Voltaria a ver Ricardinho, então como adversário, no tal jogo de qualificação para o Euro 2015, disputado em Andorra. Apesar da pesada derrota por 6-1, Starostenco tem a boa memória de ter sido reconhecido pelo genial jogador português. “Fiz os últimos cinco minutos do encontro, mas ele só reparou em mim quando tirei a camisola da selecção e exibi outra que tinha escrito Pastelaria Maria do Carmo [Portimão], que foi quem me patrocinou a viagem”.

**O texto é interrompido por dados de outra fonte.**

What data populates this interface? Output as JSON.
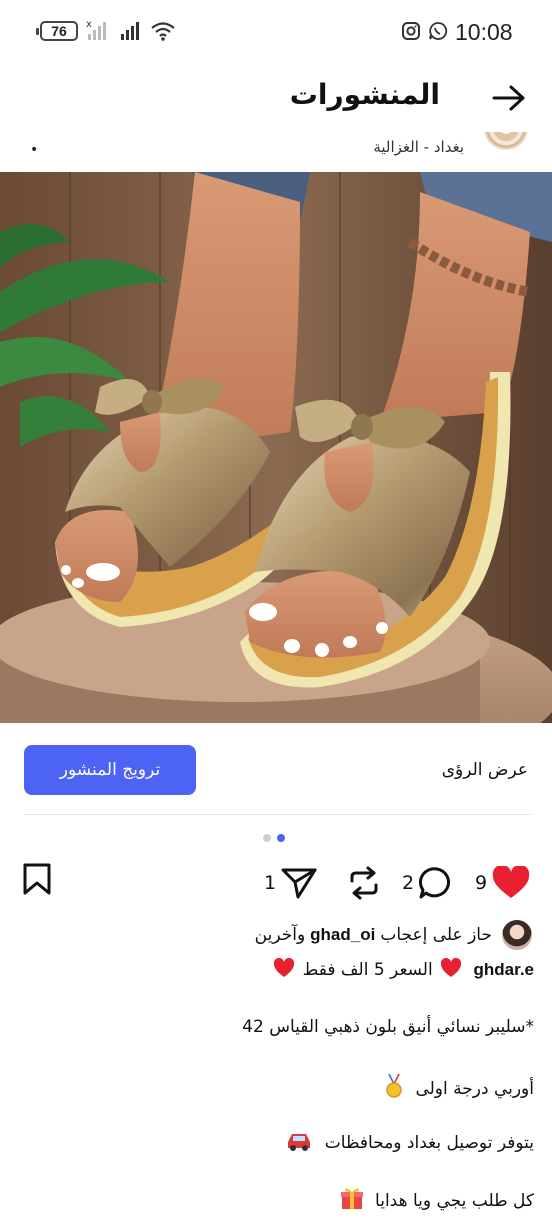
{
  "status_bar": {
    "battery": "76",
    "time": "10:08",
    "icons": [
      "battery-icon",
      "signal-x-icon",
      "signal-icon",
      "wifi-icon",
      "instagram-icon",
      "whatsapp-icon"
    ]
  },
  "header": {
    "title": "المنشورات",
    "back_icon": "arrow-right-icon"
  },
  "author": {
    "location": "بغداد - الغزالية"
  },
  "actions": {
    "insights_label": "عرض الرؤى",
    "promote_label": "ترويج المنشور"
  },
  "carousel": {
    "count": 2,
    "active_index": 1
  },
  "reactions": {
    "likes": "9",
    "comments": "2",
    "shares": "1"
  },
  "liked_by": {
    "prefix": "حاز على إعجاب",
    "user": "ghad_oi",
    "suffix": "وآخرين"
  },
  "caption": {
    "username": "ghdar.e",
    "price_text": "السعر 5 الف فقط",
    "line1": "*سليبر نسائي أنيق بلون ذهبي القياس 42",
    "line2": "أوربي درجة اولى",
    "line3": "يتوفر توصيل بغداد ومحافظات",
    "line4": "كل طلب يجي ويا هدايا"
  },
  "colors": {
    "accent": "#4d63f5",
    "heart": "#e8202f"
  }
}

No final do segundo dia à experiência perguntaram-lhe quanto pretenderia ganhar para ficar no clube da Luz, já que tinham outros dois candidatos para o lugar. Respondeu que queria apenas jogar. Tudo estava encaminhado para a vida de Slava se transformar radicalmente, quando surgiu a questão da nacionalidade. “Ainda se contactou o SEF [Serviço de Estrangeiros e Fronteiras] para resolver a situação, mas não foi possível. Não tinham mais lugares para estrangeiros na equipa.”

Regressou a Portimão desolado, mas continuou a disputar torneios no Algarve, onde se tornou conhecido dos amantes da modalidade. Mas a crise financeira de 2008 teve graves repercussões em Portugal e na vida do moldavo. “Tinha-me especializado como pintor da construção, mas deixou de haver trabalho.”

Em 2009 surge a notícia que esperava há anos: conseguira a nacionalidade portuguesa. Já como cidadão da União Europeia faz as malas e tenta a sorte em Palma de Maiorca. Não gostou particularmente no início, mas acabou por integrar-se. Numa das visitas regulares à Moldávia ouviu falar de uma cidade petrolífera russa no meio da Sibéria ocidental em franco crescimento e rumou para leste.

Em Surgut, localidade com 300 mil habitantes, esteve apenas dois meses, a convite de um amigo, mas depois de viver nos climas amenos do sul europeu não se adaptou. Regressou a Espanha e em Outubro de 2016 decidiu rumar a Londres, onde vive actualmente. “Em Londres é como em Lisboa. Tenho de fazer longas distâncias para trabalhar e treinar.” Está a dar os primeiros passos para formar uma equipa, enquanto tira um curso para treinadores na Moldávia.

Quando soube do sorteio do Mundial comprou um bilhete para o Portugal-Espanha e uma passagem de ida e volta para Sochi — onde tem amigos —, com escala na Letónia. O jogo pagou-lhe o esforço e compensou uma despesa significativa para os seus rendimentos. “Tinha de apoiar Portugal, sou português!”